Изменить стиль страницы

— Ну, к счастью, как я уже сказал, я не влюблен. Мне хотелось бы встречаться с ней, но на этом все.

— Если это все, почему бы тебе не найти кого-нибудь еще для встреч? Того, кому ты нравишься, и кто не будет работать на Дерека Эмброуза. Он самый известный сукин сын.

Маркус рассмеялся.

— Да, думаю, ты прав. Он лучше предпочтет подать запрос в Верховный Суд, который вынесет приговор по поводу однополых браков и это будет джек-пот, нежели пойдет на уступки.

— Только после тебя, — сказал Алекс, когда они выходили за дверь.
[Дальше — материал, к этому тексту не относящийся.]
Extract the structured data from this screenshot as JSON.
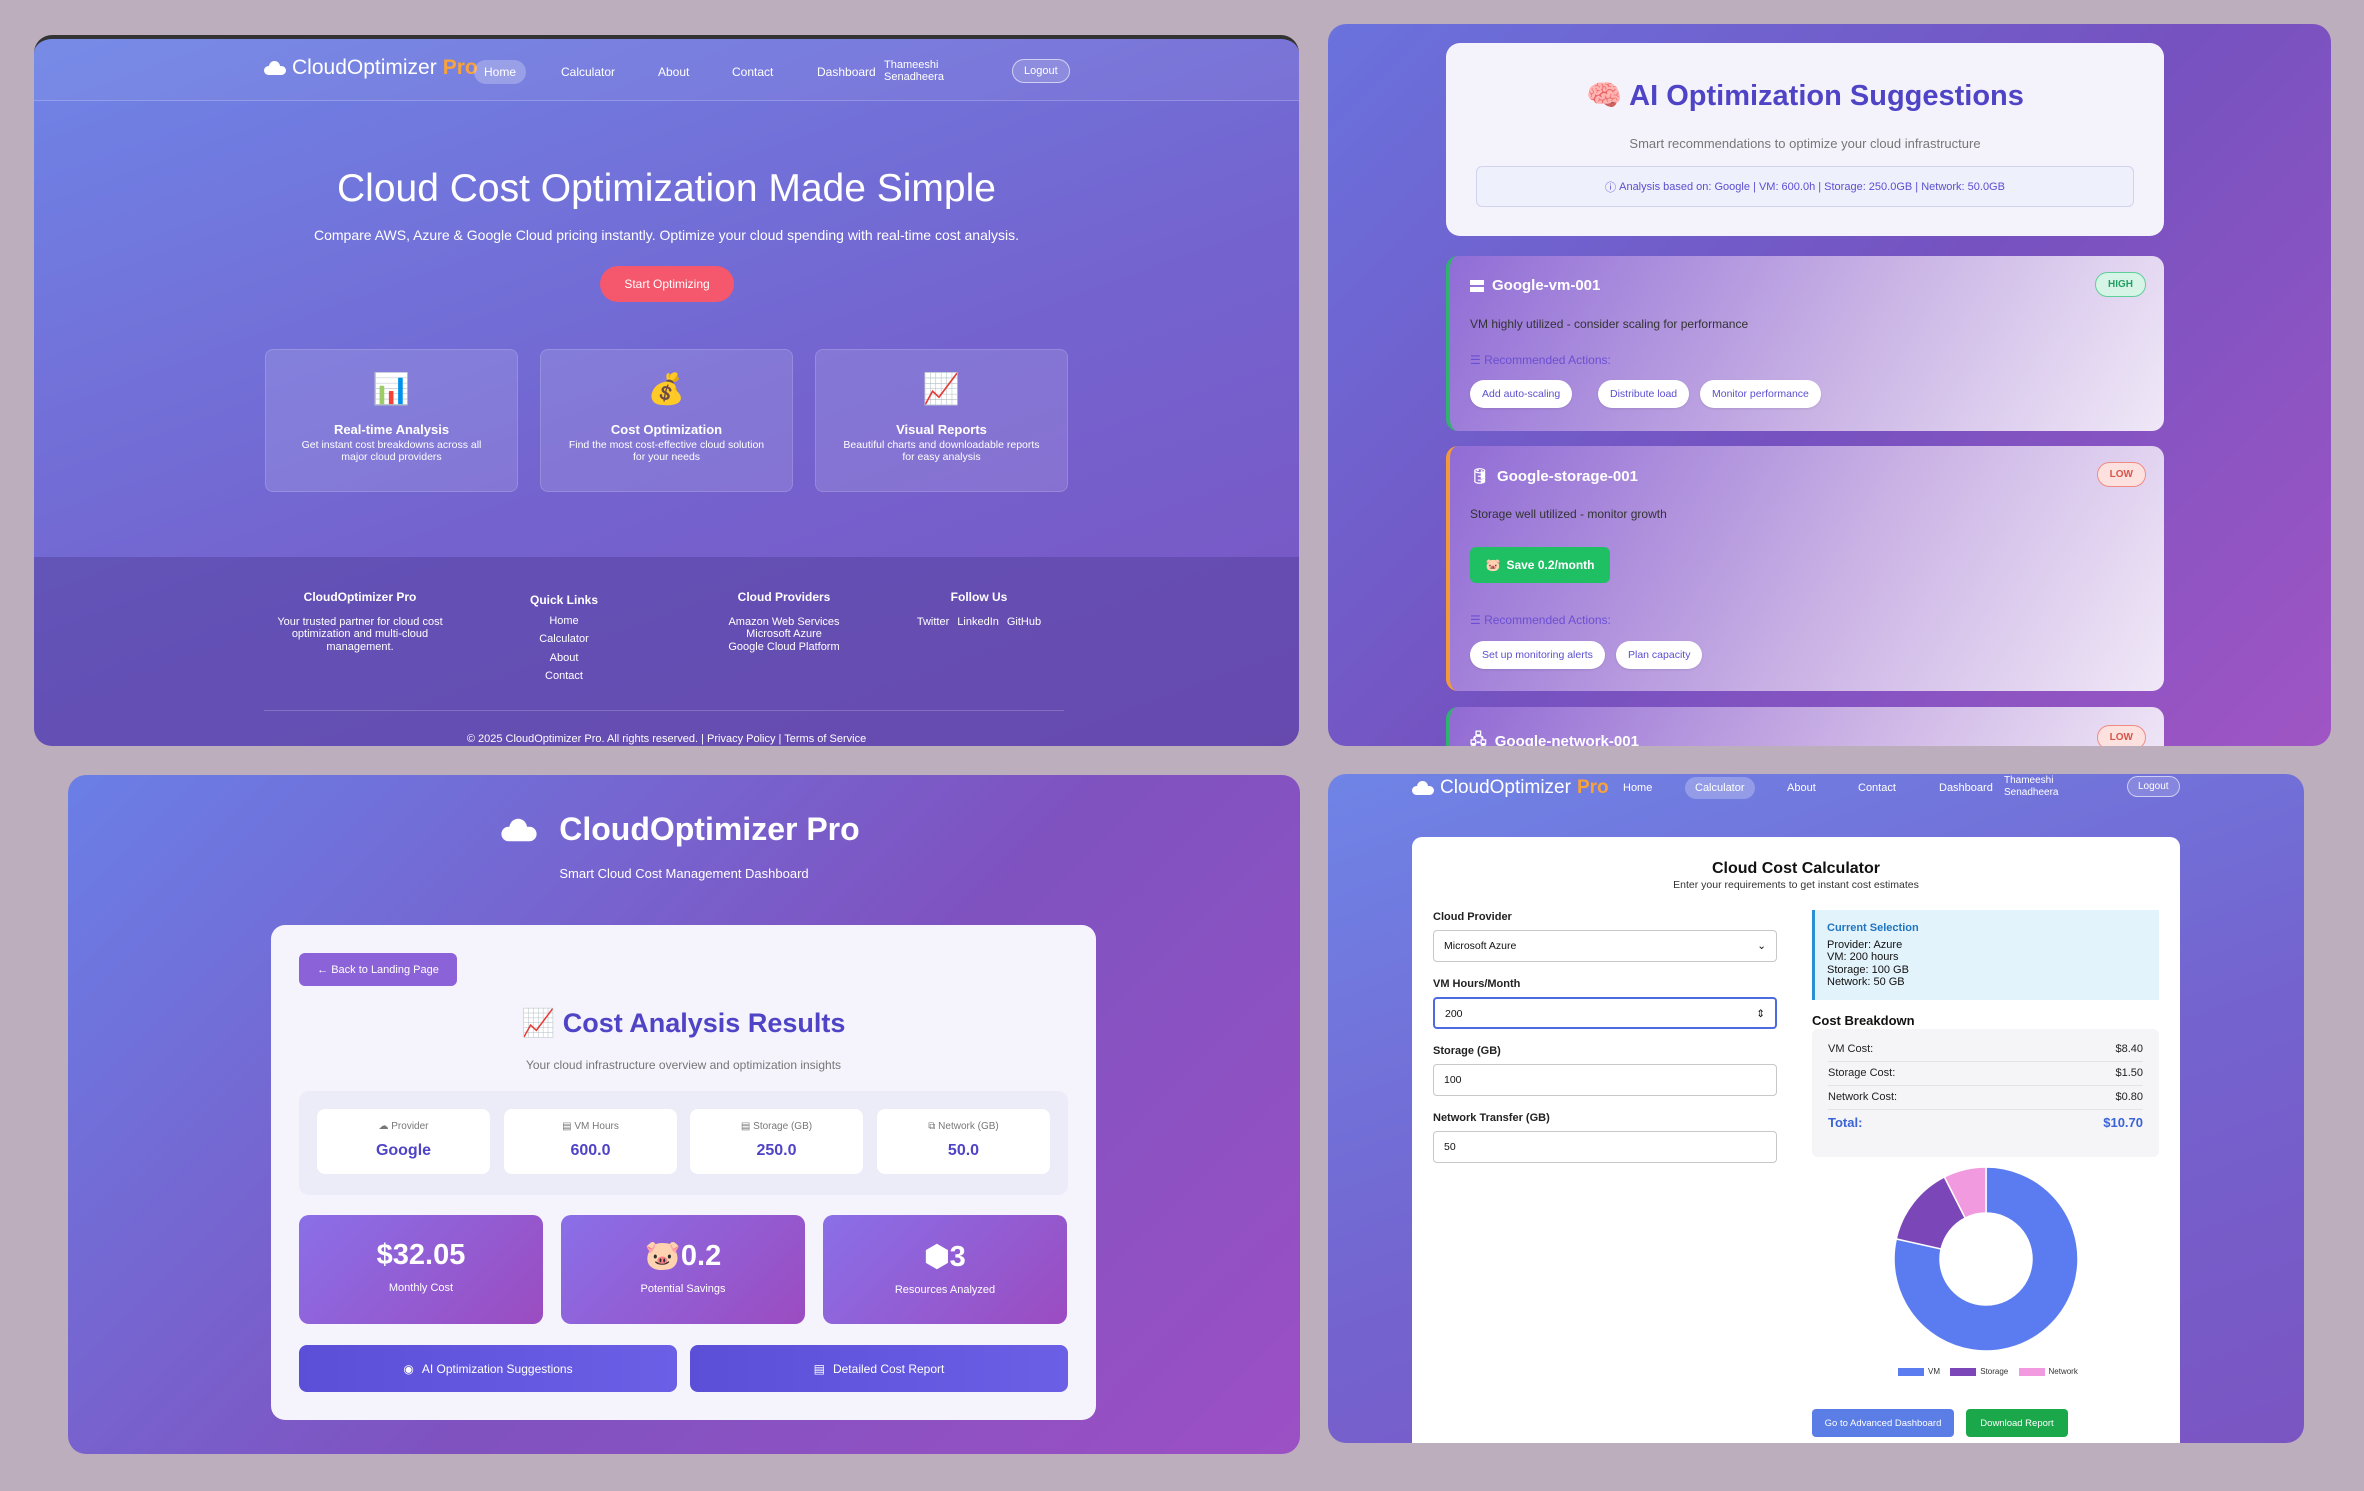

Пока они оба шли по коридору в студию, Маркус не мог отделаться от ощущения, что ему совсем не хотелось встречаться с кем-то еще. Он хотел видеться только с Рене. И еще было кое-что в словах Алекса. А именно — его жизнь действительно перевернулась с ног на голову.

Рене вытащила термометр изо рта у матери и посмотрела на него.
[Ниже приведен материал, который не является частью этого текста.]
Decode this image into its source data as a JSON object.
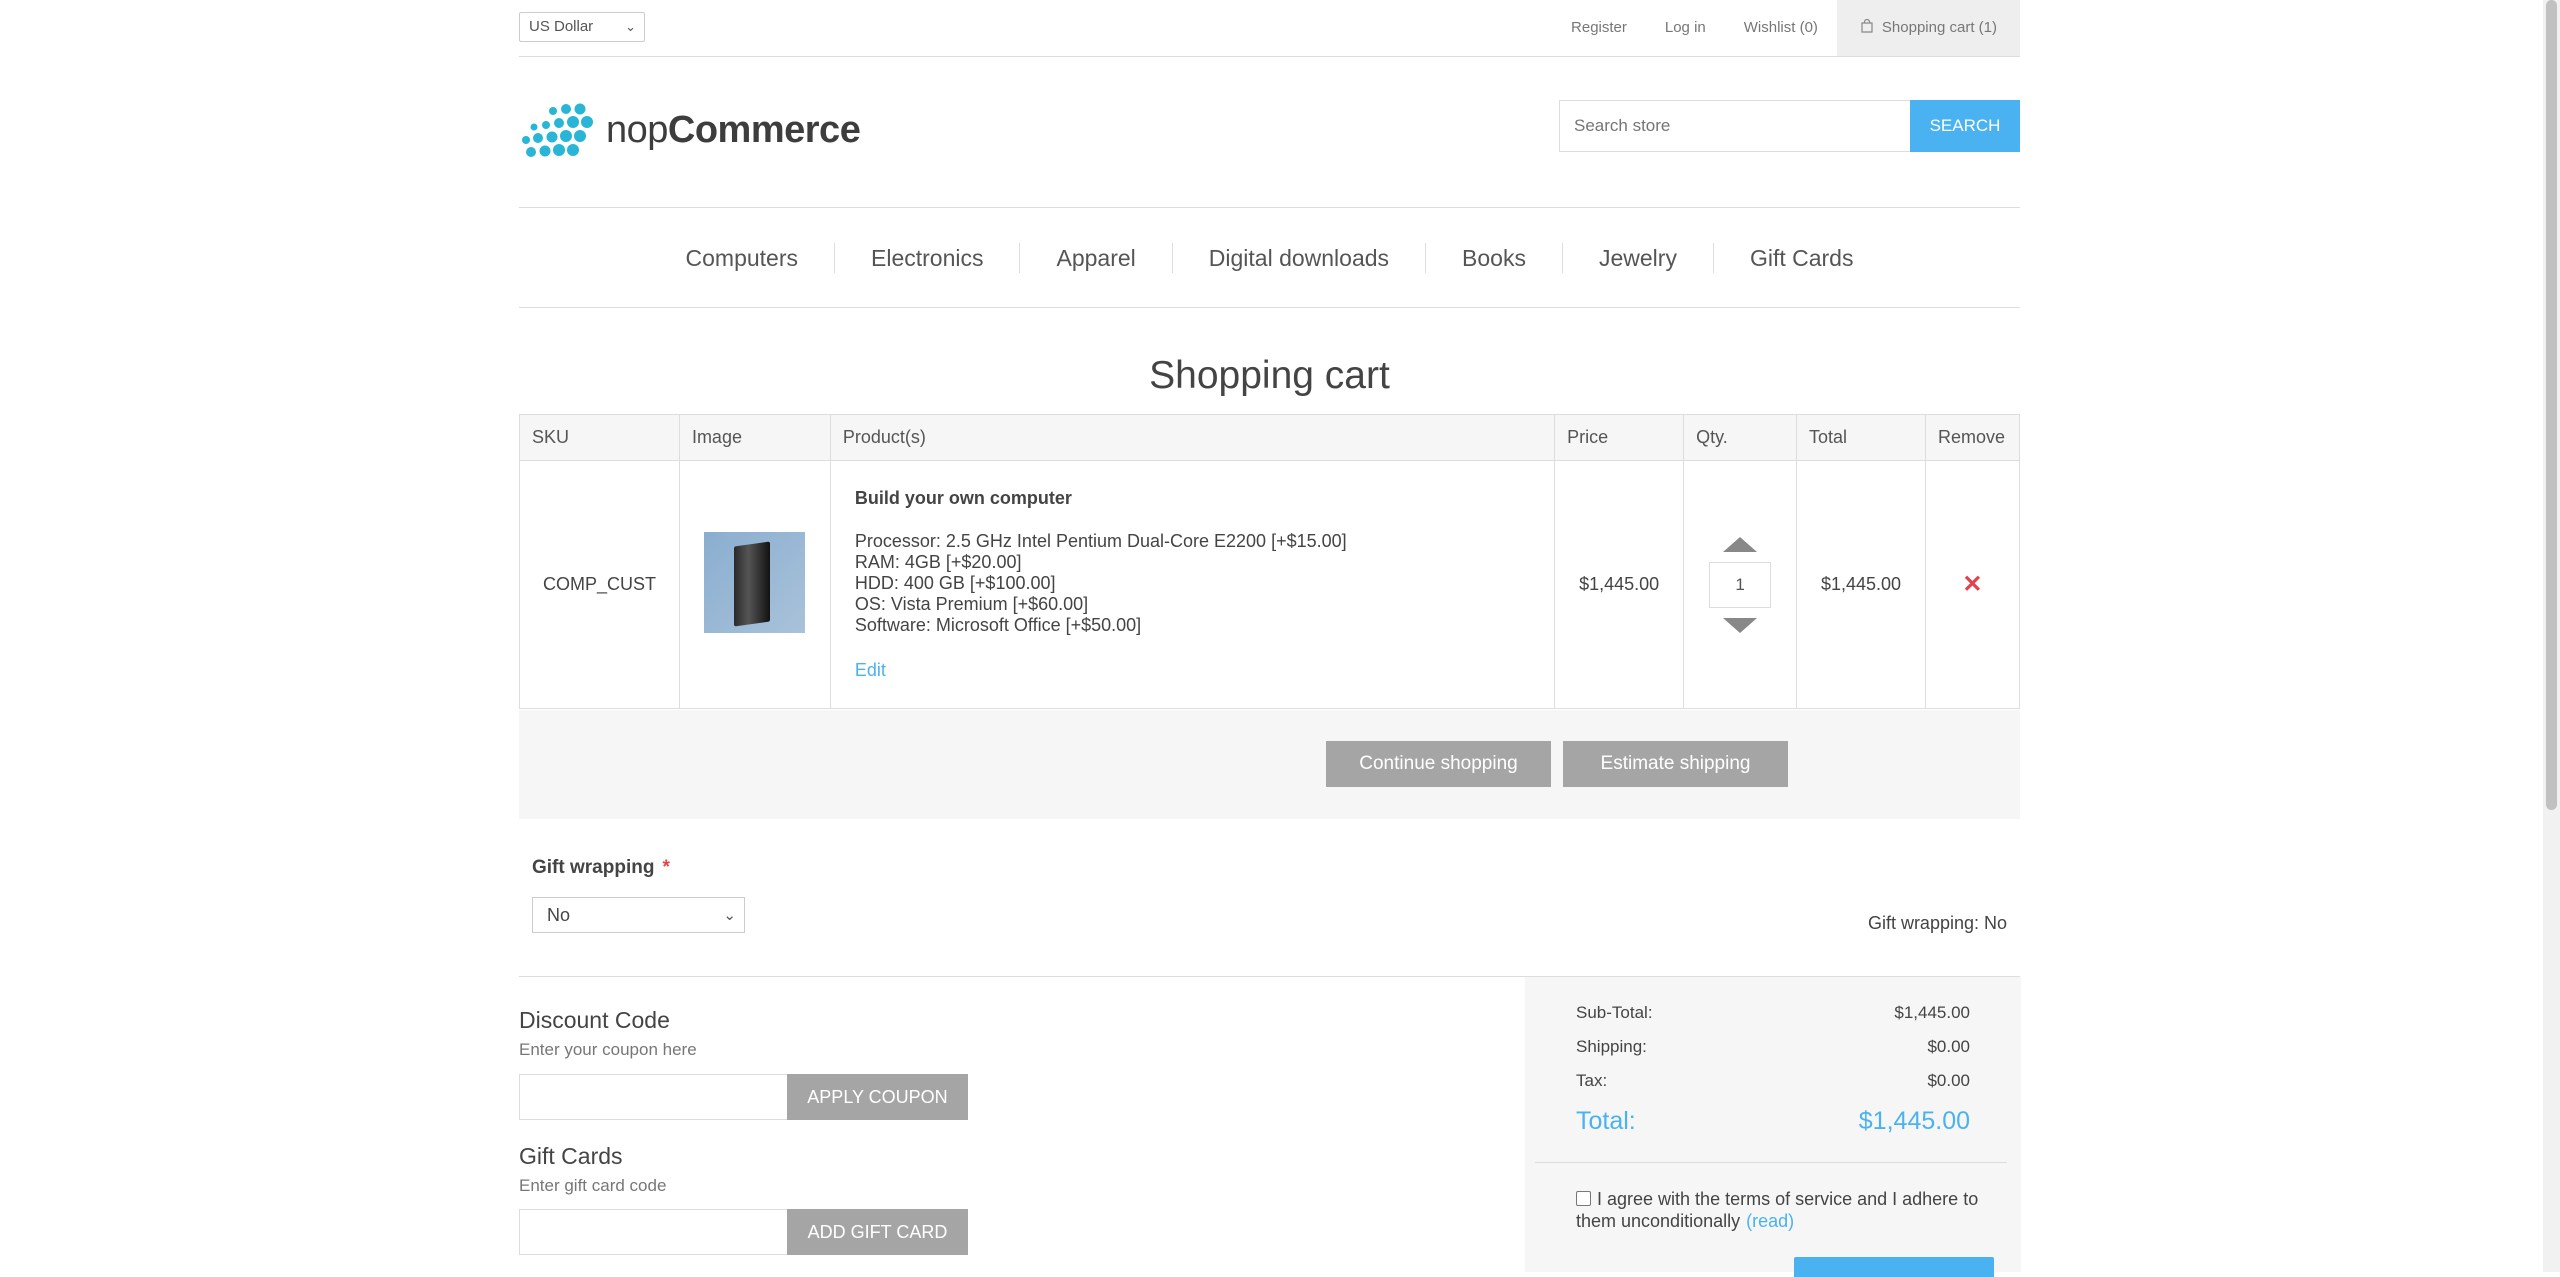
{
  "header": {
    "currency": "US Dollar",
    "links": {
      "register": "Register",
      "login": "Log in",
      "wishlist": "Wishlist (0)",
      "cart": "Shopping cart (1)"
    }
  },
  "logo": {
    "prefix": "nop",
    "suffix": "Commerce"
  },
  "search": {
    "placeholder": "Search store",
    "button": "Search"
  },
  "nav": {
    "items": [
      "Computers",
      "Electronics",
      "Apparel",
      "Digital downloads",
      "Books",
      "Jewelry",
      "Gift Cards"
    ]
  },
  "page": {
    "title": "Shopping cart"
  },
  "cart": {
    "headers": {
      "sku": "SKU",
      "image": "Image",
      "product": "Product(s)",
      "price": "Price",
      "qty": "Qty.",
      "total": "Total",
      "remove": "Remove"
    },
    "items": [
      {
        "sku": "COMP_CUST",
        "name": "Build your own computer",
        "attributes": [
          "Processor: 2.5 GHz Intel Pentium Dual-Core E2200 [+$15.00]",
          "RAM: 4GB [+$20.00]",
          "HDD: 400 GB [+$100.00]",
          "OS: Vista Premium [+$60.00]",
          "Software: Microsoft Office [+$50.00]"
        ],
        "edit": "Edit",
        "price": "$1,445.00",
        "qty": "1",
        "total": "$1,445.00",
        "remove": "✕"
      }
    ],
    "buttons": {
      "continue": "Continue shopping",
      "estimate": "Estimate shipping"
    }
  },
  "gift_wrapping": {
    "label": "Gift wrapping",
    "required": "*",
    "selected": "No",
    "summary": "Gift wrapping: No"
  },
  "discount": {
    "title": "Discount Code",
    "hint": "Enter your coupon here",
    "button": "Apply coupon"
  },
  "gift_cards": {
    "title": "Gift Cards",
    "hint": "Enter gift card code",
    "button": "Add gift card"
  },
  "totals": {
    "subtotal_label": "Sub-Total:",
    "subtotal": "$1,445.00",
    "shipping_label": "Shipping:",
    "shipping": "$0.00",
    "tax_label": "Tax:",
    "tax": "$0.00",
    "total_label": "Total:",
    "total": "$1,445.00",
    "terms": "I agree with the terms of service and I adhere to them unconditionally",
    "terms_link": "(read)"
  },
  "colors": {
    "accent": "#4ab2f1",
    "remove": "#e4434b",
    "button_gray": "#a5a5a5",
    "logo_dots": "#29b6d6"
  }
}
— Отлично! — произнесла она, улыбаясь Элис.

— Я же сказала, — ответила мама. — Доктор сказал понаблюдать первые семь дней, а сегодня — десятый. После лечения — девятый. Тебе уже пора остановиться.

— Мам, — воскликнула Рене, забирая поднос с завтраком с тумбочки, — это же не больно померить температуру еще пару дней. Нет никакой волшебной формулы, чтобы ты быстрее оправилась от химиотерапии, ты будешь еще слабой. Но не словить какую-нибудь инфекцию — это очень важно на данный момент. Ты сильная, и ты сможешь справиться со всем.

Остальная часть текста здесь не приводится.